The Facts of Property Life
When you buy a pet, you do it voluntarily and know that certain costs come with ownership.
When you buy a house, you expect ordinary wear and tear. You don't foresee animals that you have not bought and do not own eating into your budget.
For many owners, animals form part of the unpredictable side of property maintenance.
Boilers falter. Paint fades. Sinks leaks. Tiles loosen. This is not news.
What about bees?
A few weeks after I move into my new house, a swarm of bees gathers near the front door and buzzily starts digging holes in the earth, even penetrating - indeed, preferring - rock-hard ground.
No other house on my road has bees, or a bee problem. There is something about my house that attracts them, and that something is a small patch at the front beneath the gas meter. They visit annually.
When they arrived the first time, I phoned my local-council pest-control department. They could send someone over, for a fee. A neighbour suggested I contact a pest-control man she knew. A bill for services rendered looked likely in any event.

Instead of making an appointment to visit me, he said that I should first try the stick-probe trick: insert a stick into the holes and see how far in it goes. I probe several holes, find that they are less than an inch deep, and report back.
Yes, just as he expected. Sand bees. They gather sand and deliver it to their hive some distance away. If I leave them alone, they will leave me alone and, furthermore, will leave period. Indeed, a week or two later, they left. He was correct, and he didn’t ask for payment. He could have stung me but didn't.
(Many years earlier I occupied a house in which water suddenly cascaded nonstop from the overflow pipe. I rang a plumber, who arrived, stood at the front door, and instructed me to climb into the loft and see if the ballcock in the water tank was stuck. It was. I flicked it and it came unstuck. Water started filling the tank. Problem solved. Although the plumber did nothing more than show up and make that single suggestion, he got his callout fee.)
Mutual admiration society
The bees return to the same part of the front garden every year in early spring. Sometimes they do battle with other bees but they never bother me, and I am careful to never bother them.

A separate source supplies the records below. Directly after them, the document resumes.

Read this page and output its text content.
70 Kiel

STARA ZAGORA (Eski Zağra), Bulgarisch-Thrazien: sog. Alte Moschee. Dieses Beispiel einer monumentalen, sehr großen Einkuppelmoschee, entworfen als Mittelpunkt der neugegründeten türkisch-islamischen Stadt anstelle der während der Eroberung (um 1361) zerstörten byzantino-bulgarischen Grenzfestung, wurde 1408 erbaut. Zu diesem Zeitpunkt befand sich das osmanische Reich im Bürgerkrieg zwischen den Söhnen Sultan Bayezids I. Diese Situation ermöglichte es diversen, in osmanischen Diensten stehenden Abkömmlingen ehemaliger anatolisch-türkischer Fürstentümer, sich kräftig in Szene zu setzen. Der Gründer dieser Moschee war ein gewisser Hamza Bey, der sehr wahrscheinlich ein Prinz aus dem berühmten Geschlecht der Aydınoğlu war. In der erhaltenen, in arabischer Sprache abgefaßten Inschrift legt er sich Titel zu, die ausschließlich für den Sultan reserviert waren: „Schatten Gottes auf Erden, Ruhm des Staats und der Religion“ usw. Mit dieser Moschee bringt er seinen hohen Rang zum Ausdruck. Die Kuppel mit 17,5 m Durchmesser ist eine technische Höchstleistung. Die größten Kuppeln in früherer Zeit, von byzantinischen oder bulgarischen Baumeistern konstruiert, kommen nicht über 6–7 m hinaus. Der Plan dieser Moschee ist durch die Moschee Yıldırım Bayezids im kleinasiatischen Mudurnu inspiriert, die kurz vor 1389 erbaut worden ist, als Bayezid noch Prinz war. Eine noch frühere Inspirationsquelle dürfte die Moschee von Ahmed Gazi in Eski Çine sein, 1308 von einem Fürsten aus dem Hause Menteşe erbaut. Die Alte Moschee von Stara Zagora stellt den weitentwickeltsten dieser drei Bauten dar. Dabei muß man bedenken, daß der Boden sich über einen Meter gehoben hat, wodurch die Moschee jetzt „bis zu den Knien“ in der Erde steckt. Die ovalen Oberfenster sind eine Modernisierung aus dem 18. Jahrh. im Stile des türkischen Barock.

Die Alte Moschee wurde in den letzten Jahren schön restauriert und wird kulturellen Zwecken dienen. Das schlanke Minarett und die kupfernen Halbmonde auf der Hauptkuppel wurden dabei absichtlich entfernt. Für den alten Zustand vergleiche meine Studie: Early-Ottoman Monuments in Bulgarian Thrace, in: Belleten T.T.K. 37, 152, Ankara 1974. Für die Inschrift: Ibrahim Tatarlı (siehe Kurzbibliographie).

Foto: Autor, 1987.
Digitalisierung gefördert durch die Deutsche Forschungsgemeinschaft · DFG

I was financially lucky with the bees, less fortunate some years later after I heard a pitter patter in the loft. Thinking - hoping - the source of the noise was a mouse, I set a humane mouse trap but it caught nothing and the tapping continued.
Curious and armed with a torch, I climbed into the loft and stood still. Within a minute, the scurrying noise resumed. I pointed the torch a saw a squirrel staring at me from a distance of about ten feet. It moved toward me, whereupon I made a hasty retreat.
Squirrels are very cute…and very dangerous. They bite through wiring and cause fires and other serious damage. This squirrel was using insulating fibre, cardboard, bits of wood and anything else it could find for its nest. Evidence of gnawing was everywhere.
NEWS ITEM, JANUARY 2009
A cottage in Kent owned by a former Attorney General was seriously damaged by a fire that originated in the roof. Fire officials believe that the blaze may have been started by squirrels chewing through electric wires.
It was commuting between my loft and, through an unreachable hole, the loft next door. My neighbours and I chipped in and hired a squirrel expert who caught and removed the squirrel. He also sealed the hole - a leftover from a disused overflow pipe - that had served as the squirrel's door.
[UPDATE - Some two years later, a new squirrel asserted squatter's rights in the loft (the patched hole has a hole in its patch). The remedy this time was a squirrel-friendly cage trap, which did not come free but was considerably cheaper than the squirrel pest-controller.]
Foxes are everywhere in my part of southwest London, and if you are not careful in summer, they enter through the garden door and, sometimes, do not leave before you lock up for the night.
One summer night, I was awakened by sporadic and barely audible knocking noises. Probably nothing, I thought, but I also detected a mighty whiff wafting through the entire house. Something was not right.
The only thing amiss that I could find was fairly damning evidence: there in the sink in the bathroom, which is downstairs, was, how can I put this? Someone or something had pooed in the sink. I guessed fox. And I did not want to corner it, on purpose or accidentally.
Assuming that it wanted out as much as I wanted it out, I opened the front and rear doors, retreated to the bedroom, and hoped for the best. Apparently he left as soon as he felt the coast was clear. I never actually saw it.
Frequent visitors, the parakeets are attractive and entertaining, except to the sparrows, robins, tits, finches and others for whom the seeds are intended.
I was lucky, both financially and in terms of inconvenience. Afterward, neighbours told me that a homeowner down the road had gone away on holiday unaware that he had locked a fox inside his house. He returned to find much of his furniture ruined, chewed by a fox desperately hungry and desperate for freedom during its two-week imprisonment.
A humane mouse trap costs perhaps a quid; humane cage-traps for larger animals are more expensive. Human pest-controllers are costlier still.